20.  What do UNEP and GEMS stand for?  What hope does Barbara Ward have with regard to these and other agencies?

21.  Once information is acquired, what is the next step?

22.  What is the third and most difficult step that must be taken?

23.  How does our capacity to work together to save the planet compare with our capacity to destroy it?

24.  What has the nuclear threat taught us about our life together on this planet?

25.  How can we learn, on a small scale, what will happen to our oceans if we continue on our present course of exploitation?

26.  What has our experience with the Mediterranean taught us?  What sorts of activities have conspired to ruin the Mediterranean?

27.  What advances were made with the help of UNEP?

28.  What great setback affected the future of the Mediterranean?

29.  What dilemma is brought to light in this failure to agree to act?

30.  How does funding for cleaning up the environment of the Mediterranean compare with funding for war?

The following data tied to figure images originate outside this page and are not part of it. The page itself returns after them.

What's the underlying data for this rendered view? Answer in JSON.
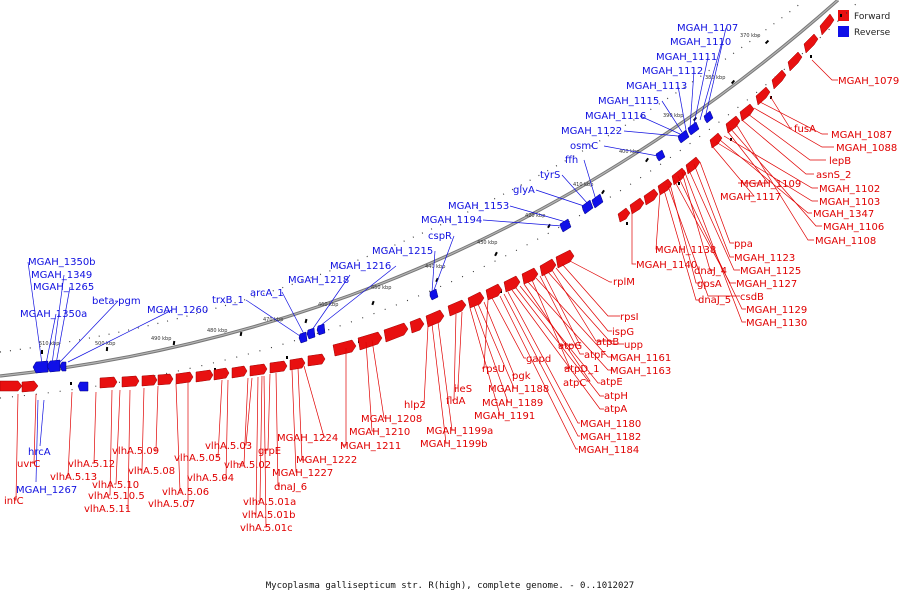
{
  "legend": {
    "forward_label": "Forward",
    "reverse_label": "Reverse",
    "forward_color": "#e81010",
    "reverse_color": "#1010e8"
  },
  "caption": "Mycoplasma gallisepticum str. R(high), complete genome. - 0..1012027",
  "kbp_labels": [
    "370 kbp",
    "380 kbp",
    "390 kbp",
    "400 kbp",
    "410 kbp",
    "420 kbp",
    "430 kbp",
    "440 kbp",
    "450 kbp",
    "460 kbp",
    "470 kbp",
    "480 kbp",
    "490 kbp",
    "500 kbp",
    "510 kbp"
  ],
  "forward_labels": [
    "MGAH_1079",
    "fusA",
    "MGAH_1087",
    "MGAH_1088",
    "lepB",
    "asnS_2",
    "MGAH_1109",
    "MGAH_1102",
    "MGAH_1117",
    "MGAH_1103",
    "MGAH_1347",
    "MGAH_1106",
    "MGAH_1108",
    "ppa",
    "MGAH_1138",
    "MGAH_1123",
    "MGAH_1140",
    "dnaJ_4",
    "MGAH_1125",
    "gpsA",
    "MGAH_1127",
    "csdB",
    "dnaJ_5",
    "MGAH_1129",
    "MGAH_1130",
    "rplM",
    "rpsI",
    "ispG",
    "atpB",
    "upp",
    "atpG",
    "atpF",
    "MGAH_1161",
    "atpD_1",
    "MGAH_1163",
    "atpE",
    "atpC",
    "atpH",
    "atpA",
    "MGAH_1180",
    "MGAH_1182",
    "MGAH_1184",
    "gapd",
    "rpsU",
    "pgk",
    "MGAH_1188",
    "MGAH_1189",
    "MGAH_1191",
    "ileS",
    "fldA",
    "hlp2",
    "MGAH_1199a",
    "MGAH_1199b",
    "MGAH_1208",
    "MGAH_1210",
    "MGAH_1211",
    "MGAH_1224",
    "MGAH_1222",
    "MGAH_1227",
    "grpE",
    "dnaJ_6",
    "vlhA.5.03",
    "vlhA.5.02",
    "vlhA.5.01a",
    "vlhA.5.01b",
    "vlhA.5.01c",
    "vlhA.5.05",
    "vlhA.5.04",
    "vlhA.5.09",
    "vlhA.5.08",
    "vlhA.5.06",
    "vlhA.5.07",
    "vlhA.5.12",
    "vlhA.5.13",
    "vlhA.5.10",
    "vlhA.5.10.5",
    "vlhA.5.11",
    "uvrC",
    "infC"
  ],
  "reverse_labels": [
    "MGAH_1107",
    "MGAH_1110",
    "MGAH_1111",
    "MGAH_1112",
    "MGAH_1113",
    "MGAH_1115",
    "MGAH_1116",
    "MGAH_1122",
    "osmC",
    "ffh",
    "tyrS",
    "glyA",
    "MGAH_1153",
    "MGAH_1194",
    "cspR",
    "MGAH_1215",
    "MGAH_1216",
    "MGAH_1218",
    "arcA_1",
    "trxB_1",
    "MGAH_1260",
    "beta-pgm",
    "MGAH_1350b",
    "MGAH_1349",
    "MGAH_1265",
    "MGAH_1350a",
    "hrcA",
    "MGAH_1267"
  ]
}
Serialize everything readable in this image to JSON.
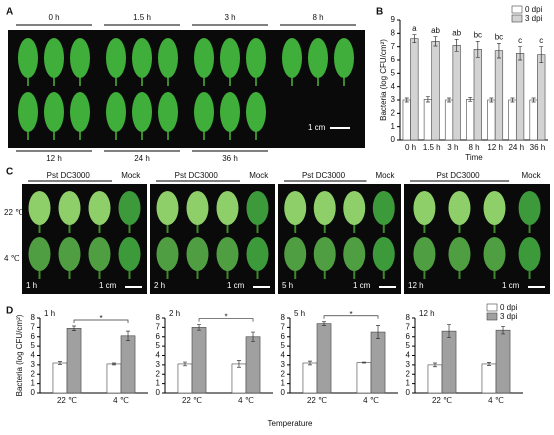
{
  "panel_a": {
    "label": "A",
    "top_times": [
      "0 h",
      "1.5 h",
      "3 h",
      "8 h"
    ],
    "bottom_times": [
      "12 h",
      "24 h",
      "36 h"
    ],
    "scale": "1 cm"
  },
  "panel_b": {
    "label": "B"
  },
  "panel_c": {
    "label": "C",
    "rows": [
      "22 ℃",
      "4 ℃"
    ],
    "blocks": [
      {
        "treatment": "Pst DC3000",
        "control": "Mock",
        "time": "1 h",
        "scale": "1 cm"
      },
      {
        "treatment": "Pst DC3000",
        "control": "Mock",
        "time": "2 h",
        "scale": "1 cm"
      },
      {
        "treatment": "Pst DC3000",
        "control": "Mock",
        "time": "5 h",
        "scale": "1 cm"
      },
      {
        "treatment": "Pst DC3000",
        "control": "Mock",
        "time": "12 h",
        "scale": "1 cm"
      }
    ]
  },
  "panel_d": {
    "label": "D",
    "xlabel": "Temperature"
  },
  "chart_data": [
    {
      "type": "bar",
      "ylabel": "Bacteria (log CFU/cm²)",
      "xlabel": "Time",
      "categories": [
        "0 h",
        "1.5 h",
        "3 h",
        "8 h",
        "12 h",
        "24 h",
        "36 h"
      ],
      "series": [
        {
          "name": "0 dpi",
          "color": "#ffffff",
          "values": [
            3.0,
            3.05,
            3.0,
            3.05,
            3.0,
            3.0,
            3.0
          ],
          "errors": [
            0.15,
            0.2,
            0.15,
            0.15,
            0.15,
            0.15,
            0.15
          ]
        },
        {
          "name": "3 dpi",
          "color": "#d3d3d3",
          "values": [
            7.6,
            7.4,
            7.1,
            6.8,
            6.7,
            6.5,
            6.4
          ],
          "errors": [
            0.3,
            0.35,
            0.45,
            0.6,
            0.55,
            0.5,
            0.6
          ],
          "labels": [
            "a",
            "ab",
            "ab",
            "bc",
            "bc",
            "c",
            "c"
          ]
        }
      ],
      "ylim": [
        0,
        9
      ],
      "yticks": [
        0,
        1,
        2,
        3,
        4,
        5,
        6,
        7,
        8,
        9
      ],
      "legend": "upper right"
    },
    {
      "type": "bar",
      "title": "1 h",
      "ylabel": "Bacteria (log CFU/cm²)",
      "categories": [
        "22 ℃",
        "4 ℃"
      ],
      "significance": "*",
      "series": [
        {
          "name": "0 dpi",
          "color": "#ffffff",
          "values": [
            3.2,
            3.1
          ],
          "errors": [
            0.15,
            0.1
          ]
        },
        {
          "name": "3 dpi",
          "color": "#a0a0a0",
          "values": [
            6.9,
            6.1
          ],
          "errors": [
            0.25,
            0.5
          ]
        }
      ],
      "ylim": [
        0,
        8
      ],
      "yticks": [
        0,
        1,
        2,
        3,
        4,
        5,
        6,
        7,
        8
      ]
    },
    {
      "type": "bar",
      "title": "2 h",
      "categories": [
        "22 ℃",
        "4 ℃"
      ],
      "significance": "*",
      "series": [
        {
          "name": "0 dpi",
          "color": "#ffffff",
          "values": [
            3.1,
            3.1
          ],
          "errors": [
            0.2,
            0.35
          ]
        },
        {
          "name": "3 dpi",
          "color": "#a0a0a0",
          "values": [
            7.0,
            6.0
          ],
          "errors": [
            0.3,
            0.5
          ]
        }
      ],
      "ylim": [
        0,
        8
      ],
      "yticks": [
        0,
        1,
        2,
        3,
        4,
        5,
        6,
        7,
        8
      ]
    },
    {
      "type": "bar",
      "title": "5 h",
      "categories": [
        "22 ℃",
        "4 ℃"
      ],
      "significance": "*",
      "series": [
        {
          "name": "0 dpi",
          "color": "#ffffff",
          "values": [
            3.2,
            3.25
          ],
          "errors": [
            0.2,
            0.05
          ]
        },
        {
          "name": "3 dpi",
          "color": "#a0a0a0",
          "values": [
            7.4,
            6.5
          ],
          "errors": [
            0.2,
            0.7
          ]
        }
      ],
      "ylim": [
        0,
        8
      ],
      "yticks": [
        0,
        1,
        2,
        3,
        4,
        5,
        6,
        7,
        8
      ]
    },
    {
      "type": "bar",
      "title": "12 h",
      "categories": [
        "22 ℃",
        "4 ℃"
      ],
      "series": [
        {
          "name": "0 dpi",
          "color": "#ffffff",
          "values": [
            3.0,
            3.1
          ],
          "errors": [
            0.2,
            0.15
          ]
        },
        {
          "name": "3 dpi",
          "color": "#a0a0a0",
          "values": [
            6.6,
            6.7
          ],
          "errors": [
            0.7,
            0.4
          ]
        }
      ],
      "ylim": [
        0,
        8
      ],
      "yticks": [
        0,
        1,
        2,
        3,
        4,
        5,
        6,
        7,
        8
      ],
      "legend": "upper right"
    }
  ]
}
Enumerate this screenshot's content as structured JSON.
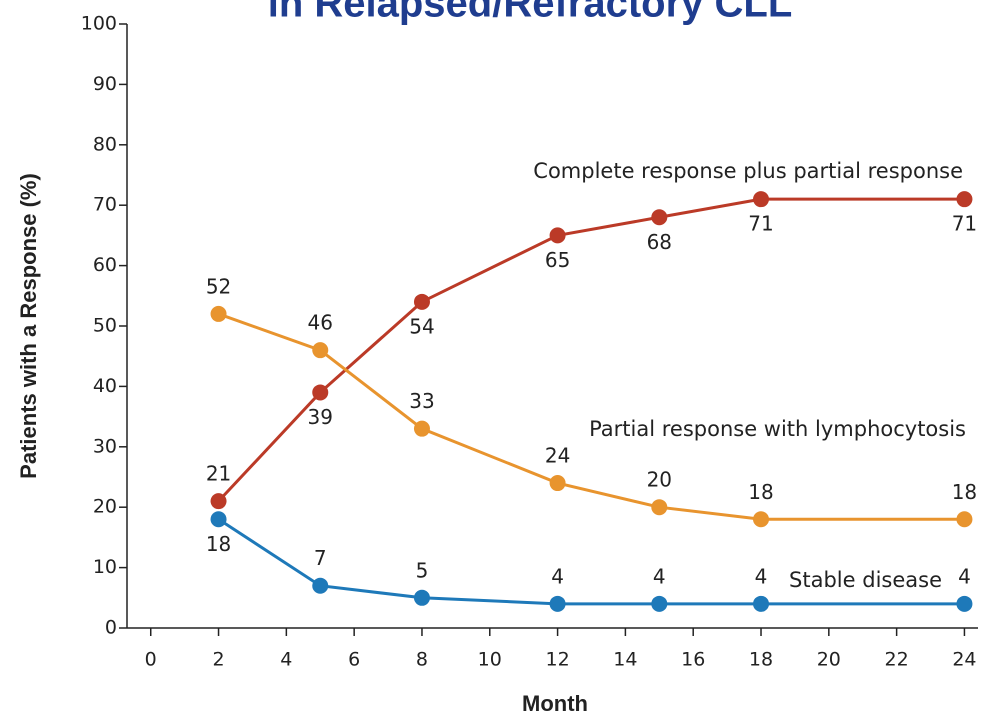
{
  "chart_data": {
    "type": "line",
    "title": "in Relapsed/Refractory CLL",
    "x_label": "Month",
    "y_label": "Patients with a Response (%)",
    "x": [
      2,
      5,
      8,
      12,
      15,
      18,
      24
    ],
    "series": [
      {
        "name": "Complete response plus partial response",
        "color": "#bb3a27",
        "values": [
          21,
          39,
          54,
          65,
          68,
          71,
          71
        ]
      },
      {
        "name": "Partial response with lymphocytosis",
        "color": "#e8942e",
        "values": [
          52,
          46,
          33,
          24,
          20,
          18,
          18
        ]
      },
      {
        "name": "Stable disease",
        "color": "#1e79b9",
        "values": [
          18,
          7,
          5,
          4,
          4,
          4,
          4
        ]
      }
    ],
    "xlim": [
      -0.7,
      24.4
    ],
    "xticks": [
      0,
      2,
      4,
      6,
      8,
      10,
      12,
      14,
      16,
      18,
      20,
      22,
      24
    ],
    "ylim": [
      0,
      100
    ],
    "yticks": [
      0,
      10,
      20,
      30,
      40,
      50,
      60,
      70,
      80,
      90,
      100
    ]
  }
}
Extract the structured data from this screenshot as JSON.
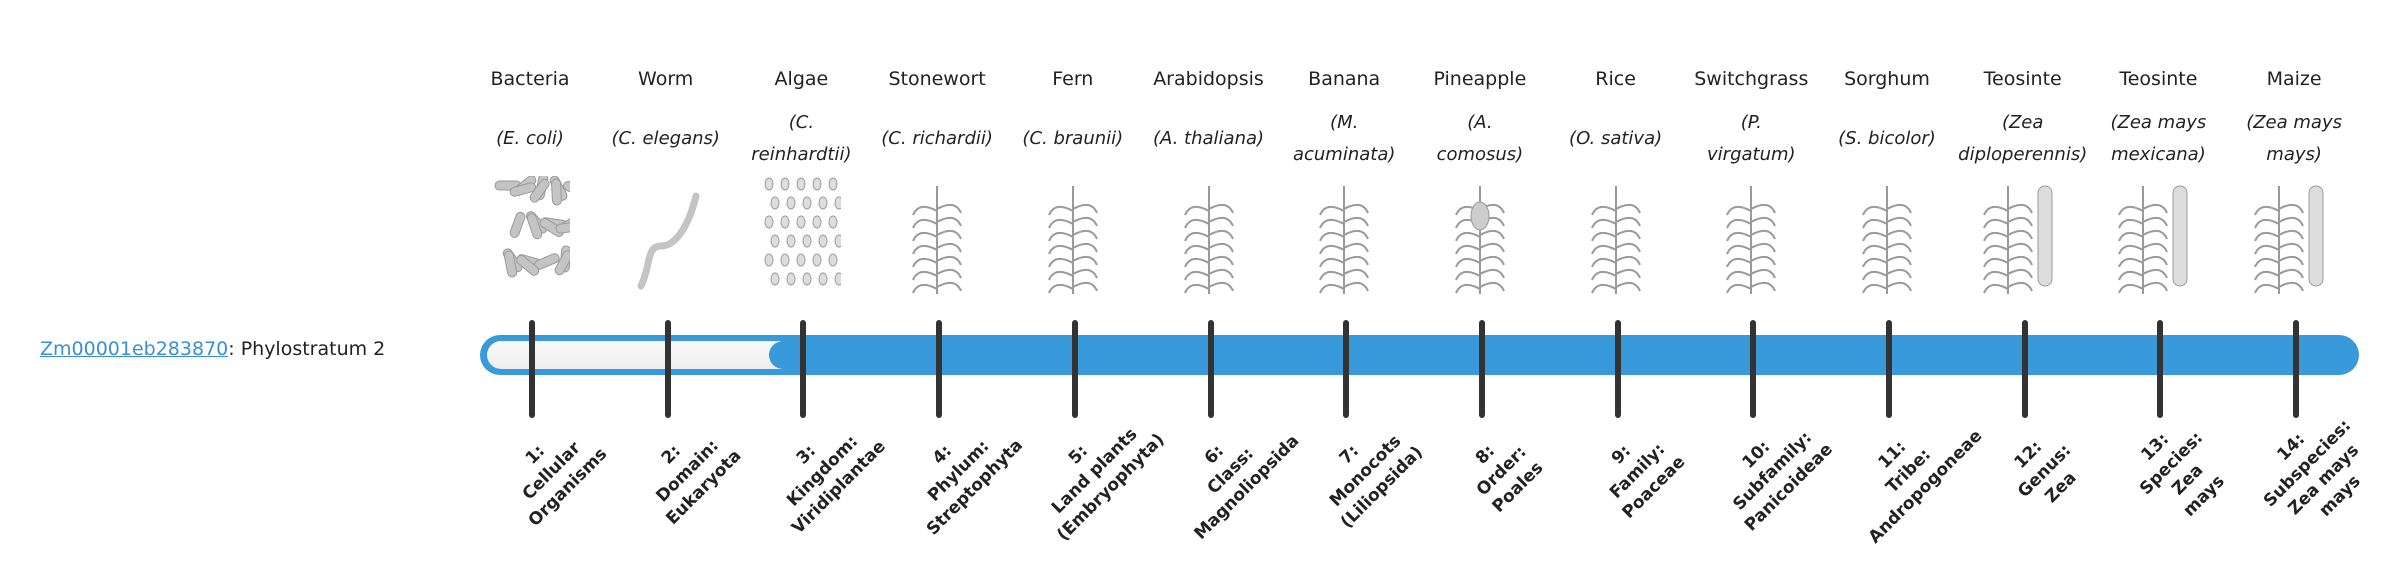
{
  "gene": {
    "id": "Zm00001eb283870",
    "suffix": ": Phylostratum 2"
  },
  "chart_data": {
    "type": "progress-timeline",
    "current_stratum": 2,
    "total_strata": 14,
    "colors": {
      "bar": "#3899db",
      "unfilled": "#f3f3f3",
      "tick": "#333333",
      "link": "#3a8fd8"
    },
    "organisms": [
      {
        "common": "Bacteria",
        "species": [
          "(E. coli)"
        ],
        "icon": "bacteria-illustration"
      },
      {
        "common": "Worm",
        "species": [
          "(C. elegans)"
        ],
        "icon": "worm-illustration"
      },
      {
        "common": "Algae",
        "species": [
          "(C.",
          "reinhardtii)"
        ],
        "icon": "algae-illustration"
      },
      {
        "common": "Stonewort",
        "species": [
          "(C. richardii)"
        ],
        "icon": "stonewort-illustration"
      },
      {
        "common": "Fern",
        "species": [
          "(C. braunii)"
        ],
        "icon": "fern-illustration"
      },
      {
        "common": "Arabidopsis",
        "species": [
          "(A. thaliana)"
        ],
        "icon": "arabidopsis-illustration"
      },
      {
        "common": "Banana",
        "species": [
          "(M.",
          "acuminata)"
        ],
        "icon": "banana-illustration"
      },
      {
        "common": "Pineapple",
        "species": [
          "(A.",
          "comosus)"
        ],
        "icon": "pineapple-illustration"
      },
      {
        "common": "Rice",
        "species": [
          "(O. sativa)"
        ],
        "icon": "rice-illustration"
      },
      {
        "common": "Switchgrass",
        "species": [
          "(P.",
          "virgatum)"
        ],
        "icon": "switchgrass-illustration"
      },
      {
        "common": "Sorghum",
        "species": [
          "(S. bicolor)"
        ],
        "icon": "sorghum-illustration"
      },
      {
        "common": "Teosinte",
        "species": [
          "(Zea",
          "diploperennis)"
        ],
        "icon": "teosinte-illustration"
      },
      {
        "common": "Teosinte",
        "species": [
          "(Zea mays",
          "mexicana)"
        ],
        "icon": "teosinte-illustration"
      },
      {
        "common": "Maize",
        "species": [
          "(Zea mays",
          "mays)"
        ],
        "icon": "maize-illustration"
      }
    ],
    "strata": [
      [
        "1:",
        "Cellular",
        "Organisms"
      ],
      [
        "2:",
        "Domain:",
        "Eukaryota"
      ],
      [
        "3:",
        "Kingdom:",
        "Viridiplantae"
      ],
      [
        "4:",
        "Phylum:",
        "Streptophyta"
      ],
      [
        "5:",
        "Land plants",
        "(Embryophyta)"
      ],
      [
        "6:",
        "Class:",
        "Magnoliopsida"
      ],
      [
        "7:",
        "Monocots",
        "(Liliopsida)"
      ],
      [
        "8:",
        "Order:",
        "Poales"
      ],
      [
        "9:",
        "Family:",
        "Poaceae"
      ],
      [
        "10:",
        "Subfamily:",
        "Panicoideae"
      ],
      [
        "11:",
        "Tribe:",
        "Andropogoneae"
      ],
      [
        "12:",
        "Genus:",
        "Zea"
      ],
      [
        "13:",
        "Species:",
        "Zea",
        "mays"
      ],
      [
        "14:",
        "Subspecies:",
        "Zea mays",
        "mays"
      ]
    ]
  }
}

31.  Why do you suppose rich nations are more willing to give armaments than to help poor nations solve environmental problems?  [Barbara Ward only states the question herself.]

32.  What is the alternative to working together to save the planet?

33.  Does Barbara Ward view problems with regard to resources, energy, or population to be insurmountable?  Explain.

34.  What challenge faces rich and poor nations?

35.  Would Barbara Ward agree that the problem is with technology?  Discuss.